Fişlerin arkasına “Seni seviyorum” yazan çocuğum hala. Bak, yüzümdeki maskeler fırlayacak soğuktan, yılların eskitemediği hasretin bilinmezlik çorabı örüyorken, ben kapalı kapıların iki yumrukla açılmayı bekleyen sabırsızlığıyım. Şehir şehir, zamansız ve kalabalıkta, adı konmayan gülümsemelere teslim olmadım hiç. İstismar edilmesin diye bir gün, olur da bakarsa bir kadın gözlerimin içerisine, saçlarına yakıştırdığım ilkbahar gibi kokunu ölçmeden sıvadığında ellerime, baktığın gibi bakarsa diye, hep ürkek adamda rol aldım. Zamanın birinde buluşuruz diye aynı evrende, pembe kaplı defterine “Kalbin kadar temiz bu sayfayı bana ayırdığın için teşekkürler” demiştim ya, devam ediyorum şimdi dokunarak gözlerinle örtülü kalbine. Baktıkça çoğalan, gürültülü atışlarına sakladığın adamı özgür bırak ve gerek kalmasın artık gözlüklere. Hiç kimseyi bilmem ama ben uzak değilim bulanık göreceğin kadar. İşit! Nefesim boynunda bir şerit, kulak memelerinde bir fısıltı. Savunmasızsın, seni çok sevmek için geldim onca yoldan. Yol... İlmeksiz, köprüsüz ve dikensiz. Yol... Düşünmeden, en uyarıcı haliyle siyah ve laciverdin, geçir üzerimize öpücüklerini. Yol... Ayaklarımızı sırtı sırta vererek yürüyelim.

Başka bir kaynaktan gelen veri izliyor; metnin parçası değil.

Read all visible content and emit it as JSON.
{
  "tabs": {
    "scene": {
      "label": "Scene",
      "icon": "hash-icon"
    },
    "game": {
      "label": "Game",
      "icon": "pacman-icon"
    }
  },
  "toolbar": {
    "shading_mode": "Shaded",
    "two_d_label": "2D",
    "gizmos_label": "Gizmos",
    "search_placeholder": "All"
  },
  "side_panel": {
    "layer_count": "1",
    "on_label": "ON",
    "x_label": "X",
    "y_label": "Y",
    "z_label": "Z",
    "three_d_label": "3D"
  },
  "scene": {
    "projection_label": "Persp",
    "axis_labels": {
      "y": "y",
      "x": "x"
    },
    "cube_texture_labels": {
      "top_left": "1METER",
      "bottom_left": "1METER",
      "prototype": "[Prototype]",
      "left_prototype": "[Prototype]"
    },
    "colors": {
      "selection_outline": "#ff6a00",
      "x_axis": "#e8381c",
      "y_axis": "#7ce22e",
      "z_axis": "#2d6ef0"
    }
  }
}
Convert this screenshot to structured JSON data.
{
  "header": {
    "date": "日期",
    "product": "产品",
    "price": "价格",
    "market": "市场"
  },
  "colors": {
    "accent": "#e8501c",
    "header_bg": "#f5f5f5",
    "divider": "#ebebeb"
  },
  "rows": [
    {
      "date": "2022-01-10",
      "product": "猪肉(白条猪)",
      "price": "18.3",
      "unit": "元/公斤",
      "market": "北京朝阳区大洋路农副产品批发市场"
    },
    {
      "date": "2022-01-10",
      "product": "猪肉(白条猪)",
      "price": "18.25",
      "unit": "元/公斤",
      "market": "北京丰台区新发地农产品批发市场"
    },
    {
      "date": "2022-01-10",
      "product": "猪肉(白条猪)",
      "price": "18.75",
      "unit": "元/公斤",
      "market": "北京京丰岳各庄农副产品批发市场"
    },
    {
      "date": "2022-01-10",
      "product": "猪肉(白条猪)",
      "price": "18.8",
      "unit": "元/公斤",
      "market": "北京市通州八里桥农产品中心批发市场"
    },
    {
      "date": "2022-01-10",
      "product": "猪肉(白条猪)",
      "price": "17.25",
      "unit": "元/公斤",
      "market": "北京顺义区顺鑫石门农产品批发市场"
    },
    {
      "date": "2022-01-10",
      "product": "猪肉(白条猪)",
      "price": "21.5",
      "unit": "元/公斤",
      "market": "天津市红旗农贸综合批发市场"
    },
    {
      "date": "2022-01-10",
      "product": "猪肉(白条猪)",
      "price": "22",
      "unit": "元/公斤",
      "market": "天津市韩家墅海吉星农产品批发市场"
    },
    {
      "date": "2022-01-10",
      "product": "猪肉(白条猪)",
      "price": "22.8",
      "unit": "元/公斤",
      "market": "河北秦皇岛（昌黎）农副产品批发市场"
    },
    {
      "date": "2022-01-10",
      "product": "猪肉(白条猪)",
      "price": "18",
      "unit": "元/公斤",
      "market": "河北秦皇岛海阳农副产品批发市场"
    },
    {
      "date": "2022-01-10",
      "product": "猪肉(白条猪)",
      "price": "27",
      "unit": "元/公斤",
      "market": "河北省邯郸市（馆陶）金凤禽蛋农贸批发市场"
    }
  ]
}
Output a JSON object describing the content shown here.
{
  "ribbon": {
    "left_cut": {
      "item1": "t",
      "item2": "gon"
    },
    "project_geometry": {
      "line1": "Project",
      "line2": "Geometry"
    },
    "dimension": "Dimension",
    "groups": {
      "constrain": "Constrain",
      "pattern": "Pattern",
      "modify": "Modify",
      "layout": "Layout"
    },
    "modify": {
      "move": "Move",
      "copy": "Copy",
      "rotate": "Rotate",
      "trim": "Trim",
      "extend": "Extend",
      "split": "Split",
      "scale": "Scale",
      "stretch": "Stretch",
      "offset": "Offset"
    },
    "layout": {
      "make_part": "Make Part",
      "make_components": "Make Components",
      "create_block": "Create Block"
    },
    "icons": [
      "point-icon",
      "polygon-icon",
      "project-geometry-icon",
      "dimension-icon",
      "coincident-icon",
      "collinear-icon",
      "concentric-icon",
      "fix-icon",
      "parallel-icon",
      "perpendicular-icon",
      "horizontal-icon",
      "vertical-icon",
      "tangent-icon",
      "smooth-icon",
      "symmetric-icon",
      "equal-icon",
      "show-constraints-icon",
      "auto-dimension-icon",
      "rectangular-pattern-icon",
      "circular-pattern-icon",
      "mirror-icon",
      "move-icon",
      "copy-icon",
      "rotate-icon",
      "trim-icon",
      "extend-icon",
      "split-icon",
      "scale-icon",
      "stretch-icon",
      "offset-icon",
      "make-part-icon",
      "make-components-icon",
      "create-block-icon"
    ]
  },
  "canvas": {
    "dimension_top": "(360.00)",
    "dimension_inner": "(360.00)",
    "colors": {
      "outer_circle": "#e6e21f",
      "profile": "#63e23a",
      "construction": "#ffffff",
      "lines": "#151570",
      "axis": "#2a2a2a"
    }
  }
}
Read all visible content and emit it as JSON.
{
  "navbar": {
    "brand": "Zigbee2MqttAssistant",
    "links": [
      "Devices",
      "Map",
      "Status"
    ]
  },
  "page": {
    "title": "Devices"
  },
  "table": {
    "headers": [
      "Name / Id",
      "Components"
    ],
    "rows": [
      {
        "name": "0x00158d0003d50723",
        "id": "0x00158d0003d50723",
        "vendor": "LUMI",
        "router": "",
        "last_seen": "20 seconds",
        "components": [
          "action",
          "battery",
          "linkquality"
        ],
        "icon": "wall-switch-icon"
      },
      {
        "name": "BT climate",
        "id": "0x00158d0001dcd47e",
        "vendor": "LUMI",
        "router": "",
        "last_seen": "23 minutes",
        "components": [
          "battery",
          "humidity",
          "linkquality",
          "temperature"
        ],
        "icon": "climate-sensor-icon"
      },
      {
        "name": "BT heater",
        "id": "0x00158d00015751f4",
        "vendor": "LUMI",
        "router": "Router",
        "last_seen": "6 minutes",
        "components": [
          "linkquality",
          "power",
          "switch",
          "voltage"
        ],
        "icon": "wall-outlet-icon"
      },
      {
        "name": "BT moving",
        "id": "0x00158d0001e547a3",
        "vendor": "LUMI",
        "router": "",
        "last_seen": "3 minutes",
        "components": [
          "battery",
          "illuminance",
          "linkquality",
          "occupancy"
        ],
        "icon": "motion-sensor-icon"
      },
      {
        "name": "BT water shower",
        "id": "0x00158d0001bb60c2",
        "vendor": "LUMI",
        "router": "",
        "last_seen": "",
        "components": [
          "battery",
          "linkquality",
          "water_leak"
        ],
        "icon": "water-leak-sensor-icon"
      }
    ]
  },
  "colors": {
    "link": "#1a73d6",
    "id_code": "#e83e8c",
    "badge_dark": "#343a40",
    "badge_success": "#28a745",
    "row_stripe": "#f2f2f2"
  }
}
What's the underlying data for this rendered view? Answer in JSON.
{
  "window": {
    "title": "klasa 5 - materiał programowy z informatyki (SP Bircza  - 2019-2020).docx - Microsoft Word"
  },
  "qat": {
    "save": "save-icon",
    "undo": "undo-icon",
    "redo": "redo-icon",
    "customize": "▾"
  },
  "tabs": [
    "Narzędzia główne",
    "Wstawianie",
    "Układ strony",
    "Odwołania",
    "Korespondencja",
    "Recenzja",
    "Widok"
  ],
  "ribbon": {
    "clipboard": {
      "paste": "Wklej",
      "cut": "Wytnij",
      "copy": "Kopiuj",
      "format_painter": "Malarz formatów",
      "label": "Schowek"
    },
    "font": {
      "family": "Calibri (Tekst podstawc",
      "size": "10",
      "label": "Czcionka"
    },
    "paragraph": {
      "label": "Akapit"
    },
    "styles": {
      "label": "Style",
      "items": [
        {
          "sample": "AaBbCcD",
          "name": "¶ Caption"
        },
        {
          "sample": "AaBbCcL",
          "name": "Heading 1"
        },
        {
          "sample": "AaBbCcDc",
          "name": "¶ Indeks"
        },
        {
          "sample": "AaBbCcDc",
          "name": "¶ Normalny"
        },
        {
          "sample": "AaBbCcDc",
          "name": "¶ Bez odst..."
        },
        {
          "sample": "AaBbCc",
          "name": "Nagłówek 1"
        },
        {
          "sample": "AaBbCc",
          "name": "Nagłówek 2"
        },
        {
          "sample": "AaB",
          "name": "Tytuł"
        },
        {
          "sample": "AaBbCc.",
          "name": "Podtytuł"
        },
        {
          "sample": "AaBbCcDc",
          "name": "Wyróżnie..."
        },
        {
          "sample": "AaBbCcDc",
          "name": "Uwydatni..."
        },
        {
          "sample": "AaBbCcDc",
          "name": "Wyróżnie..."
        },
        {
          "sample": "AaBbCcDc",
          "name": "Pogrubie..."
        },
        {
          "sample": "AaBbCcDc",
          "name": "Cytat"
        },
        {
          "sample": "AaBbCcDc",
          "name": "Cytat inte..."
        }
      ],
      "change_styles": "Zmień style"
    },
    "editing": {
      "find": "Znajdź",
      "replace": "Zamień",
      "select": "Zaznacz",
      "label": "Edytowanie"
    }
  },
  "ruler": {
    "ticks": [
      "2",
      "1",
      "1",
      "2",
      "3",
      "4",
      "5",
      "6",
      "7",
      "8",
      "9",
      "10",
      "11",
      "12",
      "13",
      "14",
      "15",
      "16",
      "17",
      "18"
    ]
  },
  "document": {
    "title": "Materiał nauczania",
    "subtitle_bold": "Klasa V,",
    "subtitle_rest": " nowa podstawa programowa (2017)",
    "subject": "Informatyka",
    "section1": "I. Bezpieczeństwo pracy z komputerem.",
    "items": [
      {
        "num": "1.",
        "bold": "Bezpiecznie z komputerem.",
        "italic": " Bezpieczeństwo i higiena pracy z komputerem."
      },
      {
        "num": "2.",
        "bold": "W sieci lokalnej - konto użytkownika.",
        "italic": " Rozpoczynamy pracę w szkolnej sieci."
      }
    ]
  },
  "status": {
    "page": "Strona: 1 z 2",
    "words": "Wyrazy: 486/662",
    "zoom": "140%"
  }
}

Eğildim, düştü alnım camın ıslak omzundan. Sürüklendi saç tellerim yumuşayan parmak uçlarımın kaldırımlarında. Yetişmeye çalışıyor gibi biraz aceleci biraz da yolcu edasıyla. Otobüs durağı çizdi gözlerim ellerimi almaksızın yanına. Minik bir kız çocuğu annesini ellerinden kurtulup ufak sıçramalarla yaprakların başına üşüşüyordu. Sonbahar fakiri, şerbetini tüketmiş bir sürü yaprak... Ve ısrarla her birinin üstüne basmaya çalışan mis kokulu kız çocuğu. Gözlerimde büyüyen çizgiler resmi daha anlaşılır kılıyordu yaprakların kırılma gürültüsüyle. Ayrılmadım oradan, kız, annesinin elini tutmaya ikna olana kadar bekçisi oldum kendimi tanıma hudutlarının. Sonra onlar otobüse, ben “Bir daha yapmam” dediğim küçük yalanlarımın hafta sonu tazeliğinde pişen vurdumduymaz hallere... Zaten kaç kere pişman oldum ki? Hep bir bahane yıkamadı mı ellerimi? Tekrar uzandım yatağa ve bu defa kurşun kalem sürdüm kalbime, silmesi kolay olsun diye.